Another aspect of democratisation often discussed is e-government. The government promises to put all services online by 2005 to allow for more open communication with citizens. Does this mean all the skeletons stuffed in government cupboards will at last be let out? Will we finally get our hands on the memos sent back and forth between terrified ministers in the Thatcher regime? Will we be allowed to see the minutes of current Labour cabinet meetings?

Of course not. The Internet is not democratic, it is elitist. Ninety-five percent of the world is without Net access. Ironically it is in the poorest and most remote areas of the globe that the Internet could have most power, influence and worth.

In a small classroom in the middle of rural Africa, the Internet would be more than a useful tool, it would be a miracle.

So perhaps the biggest question we should be addressing is whether the Internet has lost its way. Whether it would have been better for it to have gone first to the third world rather than plomp itself on the desks of the chief execs of large corporations. The Internet was, and is, about community and in the Western World the idea of community is as outdated as scythes. But in the parts of the world struggling to feed itself, or stay free of intimidation and war, community is alive and well. And here the Internet could have a really obvious role.

Alerting people to oppressive regimes, saving schools the expense of text books, uniting families forced to move from country to city by poverty. These are not buzzwords, these are real Net benefits.

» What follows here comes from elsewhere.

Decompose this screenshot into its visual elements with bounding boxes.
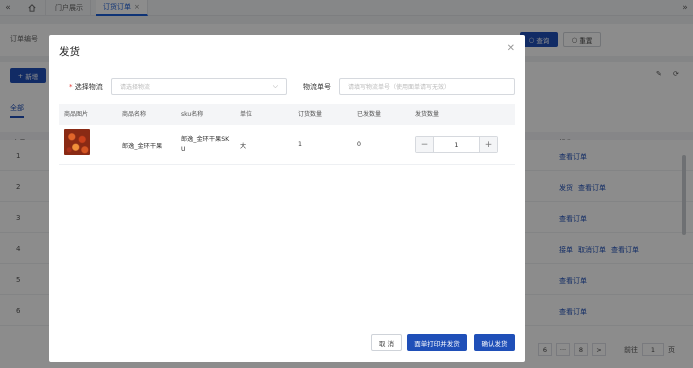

In the West the Internet is huge and growing bigger by the day. People are shopping on the Web, beginning to manage their finances online, checking shareprices and logging on to news sites. But still email is the biggest killer app. And the exponential rise in popularity of Instant Messaging proves that talking to each other is what we like best about the Web.

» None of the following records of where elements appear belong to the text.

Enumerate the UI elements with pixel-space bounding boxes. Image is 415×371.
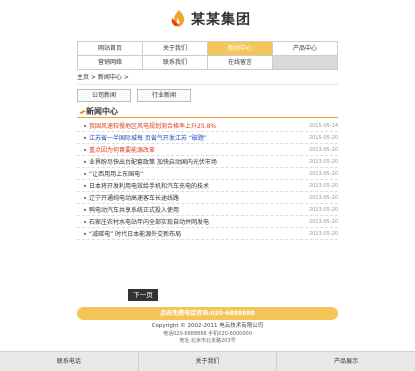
logo[interactable]: 某某集团: [169, 9, 251, 29]
breadcrumb: 主页 > 新闻中心 >: [77, 74, 129, 81]
bullet-icon: [84, 124, 86, 127]
nav-item-network[interactable]: 营销网络: [78, 56, 143, 70]
footer-phone: 电话020-6888888 手机020-6000000: [163, 330, 252, 337]
news-item[interactable]: 日本将开发利用电效给手机和汽车充电的技术 2013-05-20: [77, 180, 338, 192]
news-title[interactable]: 鸭电动汽车共享系统正式投入使用: [89, 205, 309, 214]
news-title[interactable]: 重点因为何菁要能源改革: [89, 145, 309, 154]
news-list: 我国风速较慢地区风电规划测合格率上升25.8% 2015-05-14 江苏省一半国…: [77, 120, 338, 240]
news-title[interactable]: “让西用用上东国电”: [89, 169, 309, 178]
header: 某某集团: [0, 0, 415, 40]
footer-address: 地址:北京市北京路203号: [179, 338, 236, 344]
news-item[interactable]: 业界盼尽快出台配套政策 加快启动国内光伏市场 2013-05-20: [77, 156, 338, 168]
bullet-icon: [84, 172, 86, 175]
main-nav: 网站首页 关于我们 新闻中心 产品中心 营销网络 联系我们 在线留言: [77, 41, 338, 70]
bullet-icon: [84, 232, 86, 235]
news-date: 2013-05-20: [308, 170, 338, 177]
nav-item-message[interactable]: 在线留言: [208, 56, 273, 70]
bottom-item-phone[interactable]: 联系电话: [0, 352, 139, 371]
divider: [77, 84, 338, 85]
bullet-icon: [84, 160, 86, 163]
bullet-icon: [84, 196, 86, 199]
bullet-icon: [84, 220, 86, 223]
news-date: 2013-05-20: [308, 218, 338, 225]
nav-item-contact[interactable]: 联系我们: [143, 56, 208, 70]
bullet-icon: [84, 148, 86, 151]
news-title[interactable]: 业界盼尽快出台配套政策 加快启动国内光伏市场: [89, 157, 309, 166]
title-underline: [77, 117, 338, 118]
nav-item-about[interactable]: 关于我们: [143, 42, 208, 56]
news-item[interactable]: 江苏省一半国际城每 页省气开发江苏 “破题” 2015-05-20: [77, 132, 338, 144]
pen-icon: [79, 109, 86, 114]
nav-item-products[interactable]: 产品中心: [273, 42, 338, 56]
news-item[interactable]: 鸭电动汽车共享系统正式投入使用 2013-05-20: [77, 204, 338, 216]
news-item[interactable]: “让西用用上东国电” 2013-05-20: [77, 168, 338, 180]
news-date: 2013-05-20: [308, 158, 338, 165]
bottom-nav: 联系电话 关于我们 产品展示: [0, 351, 415, 371]
news-title[interactable]: 石家庄农村水电站年内全部实现自动并网发电: [89, 217, 309, 226]
news-date: 2013-05-20: [308, 194, 338, 201]
tab-company-news[interactable]: 公司新闻: [77, 89, 131, 102]
news-date: 2013-05-20: [308, 182, 338, 189]
bottom-item-about[interactable]: 关于我们: [139, 352, 278, 371]
bottom-item-products[interactable]: 产品展示: [277, 352, 415, 371]
news-title[interactable]: 日本将开发利用电效给手机和汽车充电的技术: [89, 181, 309, 190]
nav-item-news[interactable]: 新闻中心: [208, 42, 273, 56]
call-button[interactable]: 点击免费电话咨询:020-6888888: [77, 307, 338, 320]
tab-industry-news[interactable]: 行业新闻: [137, 89, 191, 102]
news-date: 2015-05-20: [308, 134, 338, 141]
nav-item-home[interactable]: 网站首页: [78, 42, 143, 56]
news-item[interactable]: 石家庄农村水电站年内全部实现自动并网发电 2013-05-20: [77, 216, 338, 228]
nav-row-2: 营销网络 联系我们 在线留言: [78, 56, 338, 70]
section-title: 新闻中心: [79, 106, 118, 117]
news-date: 2013-05-20: [308, 230, 338, 237]
next-page-button[interactable]: 下一页: [128, 289, 158, 301]
copyright: Copyright © 2002-2011 电云技术有限公司: [151, 323, 264, 329]
company-name: 某某集团: [191, 12, 251, 28]
flame-logo-icon: [171, 10, 185, 27]
bullet-icon: [84, 136, 86, 139]
news-title[interactable]: 江苏省一半国际城每 页省气开发江苏 “破题”: [89, 133, 309, 142]
news-date: 2013-05-20: [308, 206, 338, 213]
nav-row-1: 网站首页 关于我们 新闻中心 产品中心: [78, 42, 338, 56]
bullet-icon: [84, 184, 86, 187]
news-title[interactable]: “减碳电” 时代日本能源外交新布局: [89, 229, 309, 238]
bullet-icon: [84, 208, 86, 211]
news-title[interactable]: 我国风速较慢地区风电规划测合格率上升25.8%: [89, 121, 309, 130]
news-tabs: 公司新闻 行业新闻: [77, 89, 191, 102]
news-title[interactable]: 辽宁开通纯电动高速客车长途线路: [89, 193, 309, 202]
news-item[interactable]: 我国风速较慢地区风电规划测合格率上升25.8% 2015-05-14: [77, 120, 338, 132]
nav-item-empty: [273, 56, 338, 70]
section-title-text: 新闻中心: [86, 107, 118, 116]
news-item[interactable]: “减碳电” 时代日本能源外交新布局 2013-05-20: [77, 228, 338, 240]
news-date: 2015-05-14: [308, 122, 338, 129]
footer: Copyright © 2002-2011 电云技术有限公司 电话020-688…: [77, 323, 338, 346]
news-item[interactable]: 重点因为何菁要能源改革 2013-05-20: [77, 144, 338, 156]
news-item[interactable]: 辽宁开通纯电动高速客车长途线路 2013-05-20: [77, 192, 338, 204]
news-date: 2013-05-20: [308, 146, 338, 153]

Compared with the hugeness and complexity of the network behind all those Web pages, email seems like a small achievement. And it is one that has little or no economic value to the large corporations.

Which is heartening news that perhaps we may yet save the Internet from the grip of capital. But just as the dreams of failed dot-com millionaires may never be realised online, so too we must remember that the human aspect of the Net will also always be limited.

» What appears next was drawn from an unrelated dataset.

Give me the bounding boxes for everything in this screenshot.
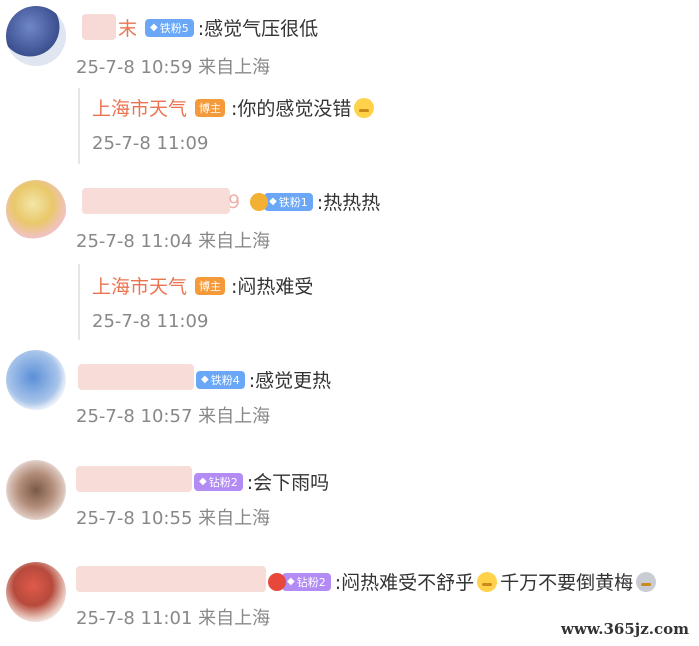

Asked what he would most like to see the Internet used for, founder of ICQ Yossi Vardi, said he would like it to be used to bring peace in the Middle East.

Unfortunately, like so many of our dreams for a wired world, his reply contained the caveat that he didn't know how that could be achieved. Perhaps the future of the Internet lies not in solving the big problems of the world, but in small and less glorious victories that we may not yet even have dreamt of. It is time to stop thinking of the Web as a high-tech panacea for all our ills. Time to stop imagining we will all make our fortunes on it and just start enjoying it for what it offers today.